Da quel che leggo e sento sta crescendo una specie di voglia di sciopero dell’8xmille, nel senso che aumentano i cattolici che, insoddisfatti dalla deriva attuale della Chiesa, hanno deciso di non devolverle più l’8xmille della dichiarazione dei loro redditi. Certo, niente di percentualmente rilevante, almeno per il momento, ma è significativo che se ne parli. Antonio Socci, per esempio, ha fatto il suo reciso outing di recente sul quotidiano Libero.
Camillo Langone ha chiesto, a me e ad altri intellettuali cattolici, cosa penso sull’argomento (inchiesta che comparirà sul «Foglio»). Costanza Miriano, nel suo frequentatissimo blog, ha dovuto occuparsene. Insomma, il disagio c’è e sta montando.
Molto probabilmente i più, pur disagiati, lasceranno le cose come stanno, sia pensando a qualche sperduto missionario che abbisogna di tutto, sia perché questo 8xmille non saprebbe a chi altri darlo. Qualche prelato ha, sì, accusato il colpo ma l’ha giustificato con gli «scandali», tipo Ior o pedofilia. In realtà, chi minaccia lo sciopero è scandalizzato da ben altro.
Come dice la Miriano, se sento un alto prelato che elogia la «spiritualità» di Marco Pannella, a quel punto l’8xmille lo dò al partito radicale, direttamente, così faccio prima.

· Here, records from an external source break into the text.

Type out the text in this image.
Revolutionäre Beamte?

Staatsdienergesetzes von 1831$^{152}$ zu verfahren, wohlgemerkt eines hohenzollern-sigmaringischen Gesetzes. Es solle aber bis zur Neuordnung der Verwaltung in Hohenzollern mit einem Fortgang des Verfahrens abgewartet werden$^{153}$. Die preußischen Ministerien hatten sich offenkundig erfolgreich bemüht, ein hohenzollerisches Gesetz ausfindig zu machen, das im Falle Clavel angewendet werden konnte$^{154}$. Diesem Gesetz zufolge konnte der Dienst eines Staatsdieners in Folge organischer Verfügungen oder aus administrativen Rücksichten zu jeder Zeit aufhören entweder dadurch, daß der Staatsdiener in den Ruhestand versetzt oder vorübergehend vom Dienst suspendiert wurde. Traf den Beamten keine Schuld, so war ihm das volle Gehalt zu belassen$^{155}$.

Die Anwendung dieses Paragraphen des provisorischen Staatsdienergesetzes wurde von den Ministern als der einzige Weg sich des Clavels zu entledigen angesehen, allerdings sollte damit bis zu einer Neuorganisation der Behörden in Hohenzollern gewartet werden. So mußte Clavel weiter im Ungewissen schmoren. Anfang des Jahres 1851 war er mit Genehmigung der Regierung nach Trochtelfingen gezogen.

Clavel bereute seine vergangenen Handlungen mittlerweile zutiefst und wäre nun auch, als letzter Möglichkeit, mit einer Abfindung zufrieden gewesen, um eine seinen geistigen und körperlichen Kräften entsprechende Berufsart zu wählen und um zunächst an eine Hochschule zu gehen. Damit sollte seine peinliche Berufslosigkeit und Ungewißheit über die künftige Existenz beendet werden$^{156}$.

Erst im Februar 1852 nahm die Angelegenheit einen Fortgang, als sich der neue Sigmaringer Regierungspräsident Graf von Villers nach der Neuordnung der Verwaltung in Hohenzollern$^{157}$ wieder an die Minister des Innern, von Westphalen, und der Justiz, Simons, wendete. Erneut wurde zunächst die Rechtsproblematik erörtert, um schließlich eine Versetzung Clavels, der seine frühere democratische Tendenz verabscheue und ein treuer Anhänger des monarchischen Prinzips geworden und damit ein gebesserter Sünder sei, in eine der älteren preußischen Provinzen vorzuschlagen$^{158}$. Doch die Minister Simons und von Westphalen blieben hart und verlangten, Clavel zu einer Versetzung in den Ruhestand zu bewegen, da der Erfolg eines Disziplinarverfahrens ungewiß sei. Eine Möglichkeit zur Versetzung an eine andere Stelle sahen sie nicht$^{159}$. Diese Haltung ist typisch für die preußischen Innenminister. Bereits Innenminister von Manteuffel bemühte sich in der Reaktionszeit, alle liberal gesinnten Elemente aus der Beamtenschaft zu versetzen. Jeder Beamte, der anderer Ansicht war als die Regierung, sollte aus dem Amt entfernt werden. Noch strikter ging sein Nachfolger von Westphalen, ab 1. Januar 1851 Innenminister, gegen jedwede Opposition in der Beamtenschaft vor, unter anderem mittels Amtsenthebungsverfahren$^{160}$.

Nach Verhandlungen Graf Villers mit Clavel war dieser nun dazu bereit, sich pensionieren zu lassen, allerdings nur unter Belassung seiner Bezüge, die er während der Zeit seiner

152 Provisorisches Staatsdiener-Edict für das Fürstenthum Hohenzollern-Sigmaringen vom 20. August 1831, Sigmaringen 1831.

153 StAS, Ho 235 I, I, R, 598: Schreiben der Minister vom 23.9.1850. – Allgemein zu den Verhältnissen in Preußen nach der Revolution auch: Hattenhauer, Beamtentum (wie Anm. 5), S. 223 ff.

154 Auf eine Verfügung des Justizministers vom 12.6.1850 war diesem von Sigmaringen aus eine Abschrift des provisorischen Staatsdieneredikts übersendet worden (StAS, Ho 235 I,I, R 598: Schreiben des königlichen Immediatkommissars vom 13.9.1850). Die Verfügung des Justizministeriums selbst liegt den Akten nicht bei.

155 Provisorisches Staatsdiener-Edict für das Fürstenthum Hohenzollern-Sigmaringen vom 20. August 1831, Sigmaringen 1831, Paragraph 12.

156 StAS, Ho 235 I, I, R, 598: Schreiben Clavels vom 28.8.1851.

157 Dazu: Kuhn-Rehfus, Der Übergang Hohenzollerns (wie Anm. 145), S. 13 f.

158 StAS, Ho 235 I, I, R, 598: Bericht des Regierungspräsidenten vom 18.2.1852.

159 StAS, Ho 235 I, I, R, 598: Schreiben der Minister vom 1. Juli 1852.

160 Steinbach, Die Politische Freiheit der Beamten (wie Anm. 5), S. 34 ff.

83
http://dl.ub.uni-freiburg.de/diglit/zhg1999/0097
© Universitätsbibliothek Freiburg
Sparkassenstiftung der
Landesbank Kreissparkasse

Lo stesso dicasi per quel che di sconcertante dice un generale (generale!) dei gesuiti sull’impossibilità di sapere quel che ha veramente detto Gesù Cristo. E non parliamo di quegli altri esponenti ecclesiastici d’alto rango che «gettano ponti» verso il mondo Lgbt e bacchettano la Chiesa che si è permessa di definirlo «disordinato».
C’è da dire che la pubblicità, che a ogni approssimarsi di dichiarazione dei redditi compare su tutte le televisioni, è quanto meno ingannevole. Innanzitutto per la presenza di preti che l’abito non se lo mettono mai ma quando c’è da bussare a denari sì.
Poi, per il contenuto stesso dell’8xmille. Il quale non va, come la pubblicità lascerebbe supporre, alle opere di carità, bensì al sostentamento del clero e del culto. In questa percentuale: 75%.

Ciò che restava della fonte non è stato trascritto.